Here is our first month in a quick review:
Our first stop was Russia where we visited Moscow and St Petersburg. There we saw some amazingly opulent palaces and got a sneak peak into the lives of the past royals. Our standout moment from here would be setting eyes on St Basil’s in Red Square for the first time.
The Baltic States of Estonia, Latvia and Lithuania were next on the agenda. We learnt about the Singing Revolution which we had no idea about and also learnt about the Baltic Way – 2 million people holding hands across the 3 countries to make a 600 km human chain to stand up for their independence. A few of our favourites in this area would be visiting the Hill of Crosses and experiencing the old towns of each capital city
Poland was definitely a little surprise package for us. We enjoyed what the country had to offer; its history, food, people and culture. Here we experienced awe as well as sadness. There were moments of joy and wonderment as we visited the Wieliczka Salt Mines, walked around the Old Town of Krakow and be impressed at the restoration efforts of Warsaw. Then there were moments of heart-break where we shed tears for those who lost their lives during World War II especially when we visited the concentrations camps.
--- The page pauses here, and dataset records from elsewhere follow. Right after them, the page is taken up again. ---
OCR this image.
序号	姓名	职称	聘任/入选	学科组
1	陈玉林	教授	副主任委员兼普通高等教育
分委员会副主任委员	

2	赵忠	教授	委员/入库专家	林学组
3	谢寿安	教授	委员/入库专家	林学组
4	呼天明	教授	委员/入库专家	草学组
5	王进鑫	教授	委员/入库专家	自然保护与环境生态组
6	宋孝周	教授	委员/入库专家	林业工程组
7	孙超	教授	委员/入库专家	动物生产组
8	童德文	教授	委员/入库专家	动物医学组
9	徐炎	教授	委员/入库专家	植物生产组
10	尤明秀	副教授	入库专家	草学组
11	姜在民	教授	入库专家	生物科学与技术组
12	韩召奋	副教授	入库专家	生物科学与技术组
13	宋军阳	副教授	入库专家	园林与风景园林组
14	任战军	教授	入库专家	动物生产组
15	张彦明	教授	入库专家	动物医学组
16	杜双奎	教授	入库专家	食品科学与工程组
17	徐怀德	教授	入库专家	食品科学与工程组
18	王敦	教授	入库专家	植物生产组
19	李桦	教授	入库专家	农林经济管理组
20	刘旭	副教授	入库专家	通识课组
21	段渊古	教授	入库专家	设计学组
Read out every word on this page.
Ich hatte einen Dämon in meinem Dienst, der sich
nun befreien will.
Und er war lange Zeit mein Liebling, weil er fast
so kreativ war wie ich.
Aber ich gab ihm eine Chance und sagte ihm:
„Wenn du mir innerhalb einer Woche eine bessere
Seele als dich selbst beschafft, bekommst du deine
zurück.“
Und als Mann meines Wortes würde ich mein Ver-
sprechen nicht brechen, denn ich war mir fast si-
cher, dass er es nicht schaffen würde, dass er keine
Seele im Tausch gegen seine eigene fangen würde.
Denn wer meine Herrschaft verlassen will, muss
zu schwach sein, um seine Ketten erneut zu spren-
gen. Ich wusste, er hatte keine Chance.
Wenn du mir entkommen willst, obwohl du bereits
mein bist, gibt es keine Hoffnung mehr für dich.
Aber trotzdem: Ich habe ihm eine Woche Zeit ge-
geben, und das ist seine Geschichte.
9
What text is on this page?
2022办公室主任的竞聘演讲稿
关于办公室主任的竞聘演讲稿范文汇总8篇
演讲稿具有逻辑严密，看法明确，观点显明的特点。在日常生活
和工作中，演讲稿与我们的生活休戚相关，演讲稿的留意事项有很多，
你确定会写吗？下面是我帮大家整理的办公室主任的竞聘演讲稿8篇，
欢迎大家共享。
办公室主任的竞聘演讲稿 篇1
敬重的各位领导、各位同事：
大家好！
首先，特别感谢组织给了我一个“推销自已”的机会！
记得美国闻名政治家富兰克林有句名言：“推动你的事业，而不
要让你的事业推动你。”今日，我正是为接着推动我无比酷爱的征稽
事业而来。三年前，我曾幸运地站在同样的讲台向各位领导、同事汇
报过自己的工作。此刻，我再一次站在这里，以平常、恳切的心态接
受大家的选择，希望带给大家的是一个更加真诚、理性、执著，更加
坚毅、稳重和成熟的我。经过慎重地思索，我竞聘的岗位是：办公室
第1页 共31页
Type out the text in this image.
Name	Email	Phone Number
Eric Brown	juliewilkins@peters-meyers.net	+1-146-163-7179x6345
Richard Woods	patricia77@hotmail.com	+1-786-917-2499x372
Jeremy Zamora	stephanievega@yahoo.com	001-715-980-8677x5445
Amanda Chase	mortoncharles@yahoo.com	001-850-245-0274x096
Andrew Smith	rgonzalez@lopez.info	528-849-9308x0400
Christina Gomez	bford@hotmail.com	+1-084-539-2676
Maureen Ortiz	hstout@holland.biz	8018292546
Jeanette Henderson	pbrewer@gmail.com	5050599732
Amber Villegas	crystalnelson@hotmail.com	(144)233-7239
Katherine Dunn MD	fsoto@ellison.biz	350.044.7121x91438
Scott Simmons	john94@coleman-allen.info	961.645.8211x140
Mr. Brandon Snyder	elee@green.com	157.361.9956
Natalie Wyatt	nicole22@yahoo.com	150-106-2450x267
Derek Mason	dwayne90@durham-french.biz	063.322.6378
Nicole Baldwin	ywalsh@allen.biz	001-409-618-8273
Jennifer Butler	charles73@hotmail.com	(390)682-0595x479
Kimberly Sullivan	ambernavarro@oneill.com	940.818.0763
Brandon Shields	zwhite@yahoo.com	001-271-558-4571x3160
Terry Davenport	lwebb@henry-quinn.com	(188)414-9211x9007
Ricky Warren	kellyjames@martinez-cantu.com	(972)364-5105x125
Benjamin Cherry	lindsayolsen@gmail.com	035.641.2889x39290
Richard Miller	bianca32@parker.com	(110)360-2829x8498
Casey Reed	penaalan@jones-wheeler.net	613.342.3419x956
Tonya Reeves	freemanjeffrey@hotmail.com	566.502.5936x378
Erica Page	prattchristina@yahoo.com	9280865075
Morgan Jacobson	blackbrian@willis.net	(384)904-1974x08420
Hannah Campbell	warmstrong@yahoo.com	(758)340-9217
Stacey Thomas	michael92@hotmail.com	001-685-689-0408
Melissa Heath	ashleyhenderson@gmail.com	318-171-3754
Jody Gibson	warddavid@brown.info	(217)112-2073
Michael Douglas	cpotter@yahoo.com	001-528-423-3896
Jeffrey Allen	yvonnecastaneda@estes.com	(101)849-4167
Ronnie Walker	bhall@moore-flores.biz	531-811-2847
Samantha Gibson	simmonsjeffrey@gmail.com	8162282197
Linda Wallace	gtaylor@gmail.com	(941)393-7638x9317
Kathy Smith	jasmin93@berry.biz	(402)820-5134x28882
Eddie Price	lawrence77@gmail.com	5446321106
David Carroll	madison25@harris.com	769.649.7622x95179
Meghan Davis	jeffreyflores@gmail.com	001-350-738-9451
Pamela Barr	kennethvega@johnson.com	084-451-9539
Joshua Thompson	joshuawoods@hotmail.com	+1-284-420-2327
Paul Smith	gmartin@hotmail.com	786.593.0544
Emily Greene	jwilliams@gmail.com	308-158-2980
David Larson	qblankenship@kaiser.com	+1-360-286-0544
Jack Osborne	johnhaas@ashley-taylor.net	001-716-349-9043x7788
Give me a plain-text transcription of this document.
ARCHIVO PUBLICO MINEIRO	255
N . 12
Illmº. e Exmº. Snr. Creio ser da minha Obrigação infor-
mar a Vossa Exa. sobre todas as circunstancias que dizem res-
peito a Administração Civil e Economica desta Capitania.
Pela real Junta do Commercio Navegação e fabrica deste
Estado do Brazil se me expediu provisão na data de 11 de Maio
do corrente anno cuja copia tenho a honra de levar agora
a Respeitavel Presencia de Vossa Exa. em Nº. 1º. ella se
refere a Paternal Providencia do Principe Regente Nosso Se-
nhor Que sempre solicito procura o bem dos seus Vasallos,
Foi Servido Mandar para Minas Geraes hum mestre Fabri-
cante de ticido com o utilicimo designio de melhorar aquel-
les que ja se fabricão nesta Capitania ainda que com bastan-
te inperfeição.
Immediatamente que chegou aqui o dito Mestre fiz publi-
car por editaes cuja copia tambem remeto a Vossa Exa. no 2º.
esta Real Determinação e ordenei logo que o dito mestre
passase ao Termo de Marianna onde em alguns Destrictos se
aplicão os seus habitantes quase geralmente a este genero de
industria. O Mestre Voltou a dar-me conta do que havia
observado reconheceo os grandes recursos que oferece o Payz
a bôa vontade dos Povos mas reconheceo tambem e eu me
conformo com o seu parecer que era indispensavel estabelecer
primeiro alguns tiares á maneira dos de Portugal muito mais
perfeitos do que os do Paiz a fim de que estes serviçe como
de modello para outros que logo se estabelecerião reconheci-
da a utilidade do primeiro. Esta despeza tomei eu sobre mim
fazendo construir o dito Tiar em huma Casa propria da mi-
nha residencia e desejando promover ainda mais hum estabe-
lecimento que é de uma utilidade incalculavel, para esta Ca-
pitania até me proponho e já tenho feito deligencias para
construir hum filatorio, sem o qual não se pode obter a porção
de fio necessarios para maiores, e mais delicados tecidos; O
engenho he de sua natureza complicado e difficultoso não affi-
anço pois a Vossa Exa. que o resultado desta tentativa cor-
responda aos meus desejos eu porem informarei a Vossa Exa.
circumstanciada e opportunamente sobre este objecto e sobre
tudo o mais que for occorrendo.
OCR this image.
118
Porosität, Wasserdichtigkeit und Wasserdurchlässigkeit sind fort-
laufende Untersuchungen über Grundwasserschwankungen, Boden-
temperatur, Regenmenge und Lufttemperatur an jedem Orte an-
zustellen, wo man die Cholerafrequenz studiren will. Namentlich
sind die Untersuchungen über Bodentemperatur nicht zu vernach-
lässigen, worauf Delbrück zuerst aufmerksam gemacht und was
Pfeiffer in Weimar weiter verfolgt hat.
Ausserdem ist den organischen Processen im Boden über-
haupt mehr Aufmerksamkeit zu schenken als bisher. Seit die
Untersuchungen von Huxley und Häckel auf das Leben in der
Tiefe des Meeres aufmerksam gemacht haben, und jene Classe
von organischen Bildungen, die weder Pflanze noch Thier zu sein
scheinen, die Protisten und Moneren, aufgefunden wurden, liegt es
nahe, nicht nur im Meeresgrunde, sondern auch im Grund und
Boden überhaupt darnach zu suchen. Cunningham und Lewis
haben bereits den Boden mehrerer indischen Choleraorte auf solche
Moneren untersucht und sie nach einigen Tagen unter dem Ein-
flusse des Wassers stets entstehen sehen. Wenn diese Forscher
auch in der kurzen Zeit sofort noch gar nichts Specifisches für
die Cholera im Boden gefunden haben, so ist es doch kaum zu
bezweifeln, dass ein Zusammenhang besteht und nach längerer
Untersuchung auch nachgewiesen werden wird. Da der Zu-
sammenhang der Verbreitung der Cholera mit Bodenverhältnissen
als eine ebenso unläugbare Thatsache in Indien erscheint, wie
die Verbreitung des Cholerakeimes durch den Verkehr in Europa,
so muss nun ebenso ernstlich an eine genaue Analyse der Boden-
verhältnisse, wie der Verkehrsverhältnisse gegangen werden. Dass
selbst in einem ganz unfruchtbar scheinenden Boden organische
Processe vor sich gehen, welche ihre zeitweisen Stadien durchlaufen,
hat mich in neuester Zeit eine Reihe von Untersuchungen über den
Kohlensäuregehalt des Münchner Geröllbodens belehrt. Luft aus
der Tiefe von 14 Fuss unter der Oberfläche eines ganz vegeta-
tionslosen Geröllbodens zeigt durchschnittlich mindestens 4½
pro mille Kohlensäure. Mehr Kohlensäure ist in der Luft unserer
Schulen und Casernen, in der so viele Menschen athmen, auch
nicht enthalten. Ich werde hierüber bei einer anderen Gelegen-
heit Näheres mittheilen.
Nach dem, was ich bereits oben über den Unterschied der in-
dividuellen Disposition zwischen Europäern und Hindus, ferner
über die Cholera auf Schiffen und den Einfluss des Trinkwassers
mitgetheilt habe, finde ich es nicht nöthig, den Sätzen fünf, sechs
We had a small taste of Czech Republic back in 2006 when we visited Prague for a few days. This time, we had an opportunity to visit Cesky Krumlov as well. One of our highlights in Cesky Krumlov was definitely getting a tour of the Zámecké Divadlo (Castle Theatre). One of the last few remaining wooden theatres still with costumes, props and stage sets. Prague was nothing like we remembered, probably because we came this time with “older” eyes and a different mindset to travel. A highlight would have to be seeing the Astronomical Clock again and really appreciating it for what it was this time.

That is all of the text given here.